At the time I thought this was the height of inappropriate political shenanigans. It was immoral. It was typical of what I consider to be the Republican way of doing business. Bully, bribe, slander, whine.
Now, I see the same thing in Clinton's campaign. And it pisses me off. How does she expect to be a strong Vice-President in a strong Democratic Party if she has to threaten her way on to the ticket? How would that be a partnership that helps the country? This may be the way politics has always been done, but that doesn't make me any happier about it. I don't want the person next in line for the Presidency to be that sort of person, that sort of Melvin Neufeld person, the sort that would stoop to anything to get what he wants. Bully, bribe, slander, whine.
I wish I could love Clinton. I really do. I used to like her a lot. I have no doubt that she is qualified to be President. Six months ago, I probably would have voted for her, based on her experience.

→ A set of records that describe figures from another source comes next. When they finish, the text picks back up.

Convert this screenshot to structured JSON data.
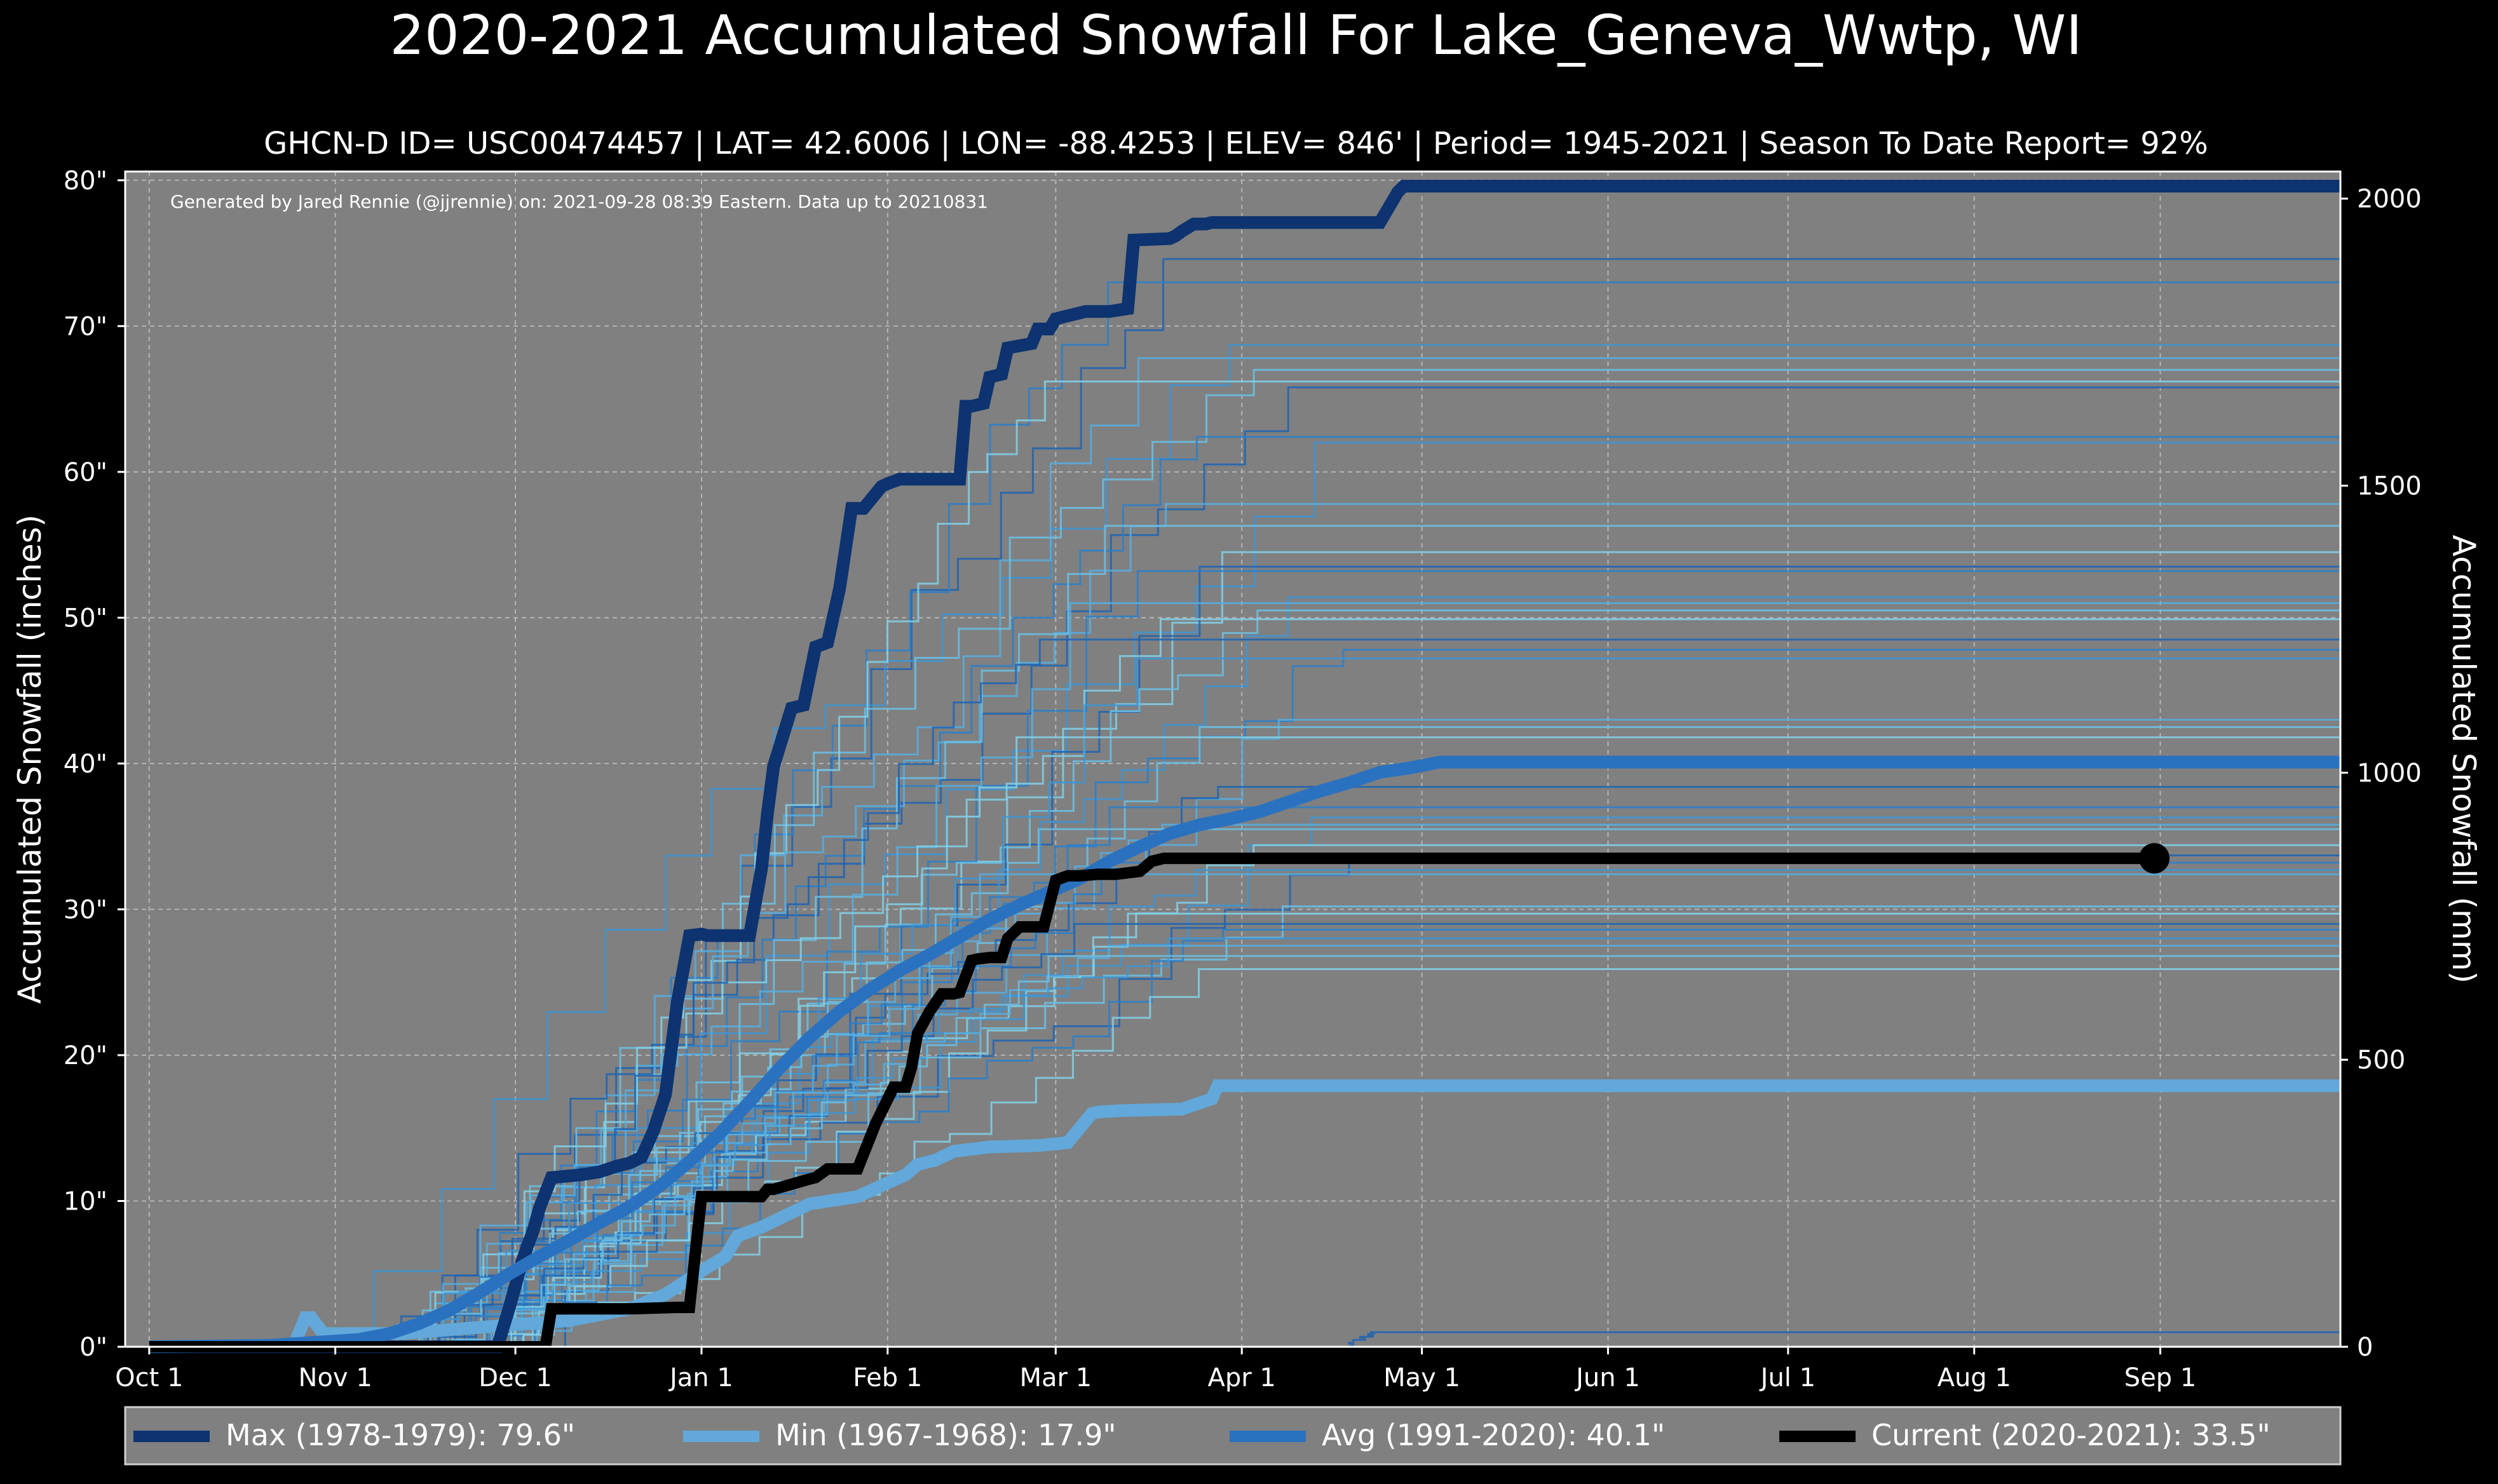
{
  "chart_data": {
    "type": "line",
    "title": "2020-2021 Accumulated Snowfall For Lake_Geneva_Wwtp, WI",
    "subtitle": "GHCN-D ID= USC00474457 | LAT= 42.6006 | LON= -88.4253 | ELEV= 846' | Period= 1945-2021 | Season To Date Report= 92%",
    "annotation": "Generated by Jared Rennie (@jjrennie) on: 2021-09-28 08:39 Eastern. Data up to 20210831",
    "ylabel": "Accumulated Snowfall (inches)",
    "ylabel_right": "Accumulated Snowfall (mm)",
    "x_unit": "day of season (0 = Oct 1)",
    "xlim": [
      -4,
      365
    ],
    "ylim": [
      0,
      80.6
    ],
    "ylim_right_mm": [
      0,
      2047.2
    ],
    "x_ticks": [
      {
        "day": 0,
        "label": "Oct 1"
      },
      {
        "day": 31,
        "label": "Nov 1"
      },
      {
        "day": 61,
        "label": "Dec 1"
      },
      {
        "day": 92,
        "label": "Jan 1"
      },
      {
        "day": 123,
        "label": "Feb 1"
      },
      {
        "day": 151,
        "label": "Mar 1"
      },
      {
        "day": 182,
        "label": "Apr 1"
      },
      {
        "day": 212,
        "label": "May 1"
      },
      {
        "day": 243,
        "label": "Jun 1"
      },
      {
        "day": 273,
        "label": "Jul 1"
      },
      {
        "day": 304,
        "label": "Aug 1"
      },
      {
        "day": 335,
        "label": "Sep 1"
      }
    ],
    "y_ticks": [
      {
        "value": 0,
        "label": "0\""
      },
      {
        "value": 10,
        "label": "10\""
      },
      {
        "value": 20,
        "label": "20\""
      },
      {
        "value": 30,
        "label": "30\""
      },
      {
        "value": 40,
        "label": "40\""
      },
      {
        "value": 50,
        "label": "50\""
      },
      {
        "value": 60,
        "label": "60\""
      },
      {
        "value": 70,
        "label": "70\""
      },
      {
        "value": 80,
        "label": "80\""
      }
    ],
    "y_ticks_right": [
      {
        "value": 0,
        "label": "0"
      },
      {
        "value": 500,
        "label": "500"
      },
      {
        "value": 1000,
        "label": "1000"
      },
      {
        "value": 1500,
        "label": "1500"
      },
      {
        "value": 2000,
        "label": "2000"
      }
    ],
    "series": [
      {
        "name": "Max (1978-1979)",
        "value_label": "79.6\"",
        "color": "#0d3370",
        "role": "max",
        "x": [
          0,
          58,
          60,
          62,
          63,
          64,
          65,
          67,
          72,
          75,
          78,
          80,
          82,
          84,
          86,
          88,
          90,
          92,
          93,
          94,
          100,
          102,
          103,
          104,
          107,
          109,
          111,
          113,
          115,
          117,
          119,
          121,
          122,
          123,
          125,
          126,
          127,
          128,
          135,
          136,
          137,
          139,
          140,
          142,
          143,
          147,
          148,
          150,
          151,
          152,
          154,
          156,
          160,
          163,
          164,
          170,
          171,
          172,
          174,
          176,
          177,
          180,
          190,
          205,
          208,
          209,
          212,
          365
        ],
        "y": [
          0,
          0,
          2.7,
          5.7,
          6.9,
          8.0,
          9.5,
          11.6,
          11.8,
          12.0,
          12.4,
          12.6,
          13.0,
          14.8,
          17.3,
          23.7,
          28.2,
          28.3,
          28.2,
          28.2,
          28.2,
          32.8,
          36.6,
          39.8,
          43.8,
          44.0,
          48.0,
          48.3,
          52.0,
          57.5,
          57.5,
          58.5,
          59.0,
          59.2,
          59.5,
          59.5,
          59.5,
          59.5,
          59.5,
          64.5,
          64.5,
          64.7,
          66.5,
          66.7,
          68.5,
          68.8,
          69.8,
          69.8,
          70.5,
          70.6,
          70.8,
          71.0,
          71.0,
          71.2,
          75.9,
          76.0,
          76.2,
          76.5,
          77.0,
          77.0,
          77.1,
          77.1,
          77.1,
          77.1,
          79.2,
          79.6,
          79.6,
          79.6
        ]
      },
      {
        "name": "Min (1967-1968)",
        "value_label": "17.9\"",
        "color": "#62a8da",
        "role": "min",
        "x": [
          0,
          24,
          26,
          27,
          29,
          35,
          42,
          54,
          70,
          80,
          86,
          92,
          96,
          98,
          102,
          110,
          118,
          126,
          128,
          131,
          134,
          140,
          148,
          153,
          155,
          157,
          158,
          162,
          172,
          177,
          178,
          186,
          365
        ],
        "y": [
          0,
          0,
          2.0,
          2.0,
          0.9,
          0.9,
          0.9,
          1.3,
          1.8,
          2.6,
          3.6,
          5.2,
          6.2,
          7.6,
          8.2,
          9.8,
          10.3,
          11.8,
          12.5,
          12.8,
          13.4,
          13.7,
          13.8,
          14.0,
          15.0,
          16.0,
          16.1,
          16.2,
          16.3,
          17.0,
          17.9,
          17.9,
          17.9
        ]
      },
      {
        "name": "Avg (1991-2020)",
        "value_label": "40.1\"",
        "color": "#2a72c0",
        "role": "avg",
        "x": [
          0,
          20,
          35,
          40,
          45,
          50,
          55,
          60,
          65,
          70,
          75,
          80,
          85,
          90,
          95,
          100,
          105,
          110,
          115,
          120,
          125,
          130,
          135,
          140,
          145,
          150,
          155,
          160,
          165,
          170,
          175,
          180,
          185,
          190,
          195,
          200,
          205,
          210,
          215,
          365
        ],
        "y": [
          0,
          0.1,
          0.5,
          0.9,
          1.6,
          2.5,
          3.7,
          5.0,
          6.2,
          7.3,
          8.5,
          9.6,
          11.0,
          12.7,
          14.6,
          16.8,
          19.1,
          21.2,
          23.0,
          24.5,
          25.8,
          26.9,
          28.1,
          29.3,
          30.3,
          31.2,
          32.1,
          33.3,
          34.3,
          35.2,
          35.8,
          36.2,
          36.7,
          37.4,
          38.1,
          38.7,
          39.4,
          39.7,
          40.1,
          40.1
        ]
      },
      {
        "name": "Current (2020-2021)",
        "value_label": "33.5\"",
        "color": "#000000",
        "role": "current",
        "x": [
          0,
          66,
          67,
          76,
          80,
          88,
          90,
          92,
          93,
          94,
          100,
          102,
          103,
          104,
          110,
          111,
          113,
          115,
          117,
          118,
          121,
          124,
          125,
          126,
          127,
          128,
          130,
          132,
          134,
          135,
          137,
          138,
          140,
          142,
          143,
          145,
          147,
          149,
          151,
          153,
          155,
          158,
          161,
          163,
          165,
          167,
          169,
          171,
          173,
          175,
          334
        ],
        "y": [
          0,
          0,
          2.6,
          2.6,
          2.6,
          2.7,
          2.7,
          10.3,
          10.3,
          10.3,
          10.3,
          10.3,
          10.8,
          10.8,
          11.5,
          11.6,
          12.2,
          12.2,
          12.2,
          12.2,
          15.3,
          17.8,
          17.8,
          17.8,
          19.2,
          21.5,
          23.0,
          24.2,
          24.2,
          24.3,
          26.5,
          26.6,
          26.7,
          26.7,
          28.0,
          28.8,
          28.8,
          28.8,
          32.0,
          32.3,
          32.3,
          32.4,
          32.4,
          32.5,
          32.6,
          33.3,
          33.5,
          33.5,
          33.5,
          33.5,
          33.5
        ],
        "end_marker": true
      }
    ],
    "legend": {
      "placement": "bottom",
      "entries": [
        {
          "label": "Max (1978-1979):",
          "value": "79.6\"",
          "color": "#0d3370"
        },
        {
          "label": "Min (1967-1968):",
          "value": "17.9\"",
          "color": "#62a8da"
        },
        {
          "label": "Avg (1991-2020):",
          "value": "40.1\"",
          "color": "#2a72c0"
        },
        {
          "label": "Current (2020-2021):",
          "value": "33.5\"",
          "color": "#000000"
        }
      ]
    },
    "background_series": {
      "description": "individual historical seasons 1945-2020",
      "colors": [
        "#1f64b3",
        "#2d7fc8",
        "#3e95d4",
        "#56aee0",
        "#6bc0e4",
        "#82d0e6"
      ],
      "finals": [
        74.6,
        73.0,
        68.7,
        67.8,
        67.0,
        66.2,
        65.8,
        62.4,
        62.0,
        57.8,
        56.3,
        54.5,
        53.5,
        53.2,
        51.4,
        51.0,
        50.5,
        49.9,
        48.5,
        47.8,
        47.2,
        43.0,
        42.5,
        41.8,
        38.4,
        37.0,
        36.3,
        35.8,
        35.5,
        34.4,
        33.7,
        33.2,
        32.7,
        32.4,
        30.2,
        29.7,
        29.0,
        28.6,
        28.0,
        27.5,
        26.8,
        25.9,
        1.0
      ],
      "ends": [
        170,
        160,
        180,
        165,
        185,
        150,
        190,
        175,
        195,
        170,
        160,
        180,
        175,
        165,
        190,
        155,
        185,
        170,
        150,
        200,
        165,
        190,
        175,
        145,
        180,
        160,
        195,
        170,
        150,
        185,
        200,
        160,
        175,
        140,
        190,
        165,
        155,
        180,
        170,
        160,
        150,
        175,
        205
      ],
      "starts": [
        45,
        50,
        30,
        55,
        40,
        60,
        35,
        48,
        52,
        44,
        58,
        38,
        62,
        47,
        54,
        42,
        56,
        36,
        49,
        53,
        46,
        59,
        41,
        57,
        43,
        51,
        39,
        61,
        45,
        55,
        37,
        50,
        47,
        60,
        41,
        53,
        44,
        58,
        40,
        52,
        48,
        56,
        200
      ]
    }
  }
}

But the campaign she has run since then has driven me away. Between her apparent belief that the nomination was hers for the taking, the naked politics of ignoring small states at the beginning, and now crowing about their importance at the end, the race-baiting her campaign started using in March, the gender-bias whining of the last two weeks, and now this, trying to strong-arm her way onto the ticket? I'm beginning to feel that she needs to retire from politics altogether.
Just. Go. Away. Drop out. Let any of the numerous other, up-and-coming political stars in the Democratic Party, many of whom are women, let them come fill your spot.
Can't it technically only be a bribe if there's real money on offer? I mean, is there some huge, untapped source of wealth that Hillary's hiding for the general election? Because brother, she's running on fumes as of today. Less than fumes.
Now, I see the same thing in Clinton's campaign
It's always been there. This is why I don't and never have considered myself to be a Democrat even though I am liberal to a fault and have an Obama pin on my hat. To me, there's a very fine line of distinction between Republicans and Democrats; the rest is just spin and BS. Was it Maya Anjelou who called Bill "the first black president?" That always bugged me because Bill, like most Democrat politicians, depended on blacks and other minorities being and remaining poor, disenfranchised and dependant, which to me looks and feels just as racist and heartless as the standard racist/heartless Republican position of abandoning them to fend for themselves and denying them healthcare. I disliked the Clintons long before Bill lied under oath. This is what's so refreshing about Obama. He has had opportunity after opportunity to stoop to the Clintons' level and has rejected them all, even when I wanted him to turn to Hillary and just call her out as the lying demon of the snake world that she is. I don't care which party Obama belongs to. If he was a Republican, I'd still have his pin on my hat. If he was a woman I'd have two pins.
I actually despise the Clintons a lot more than I dislike Bush. With Bush it's like hating a retarded person — it's pointless and makes no sense.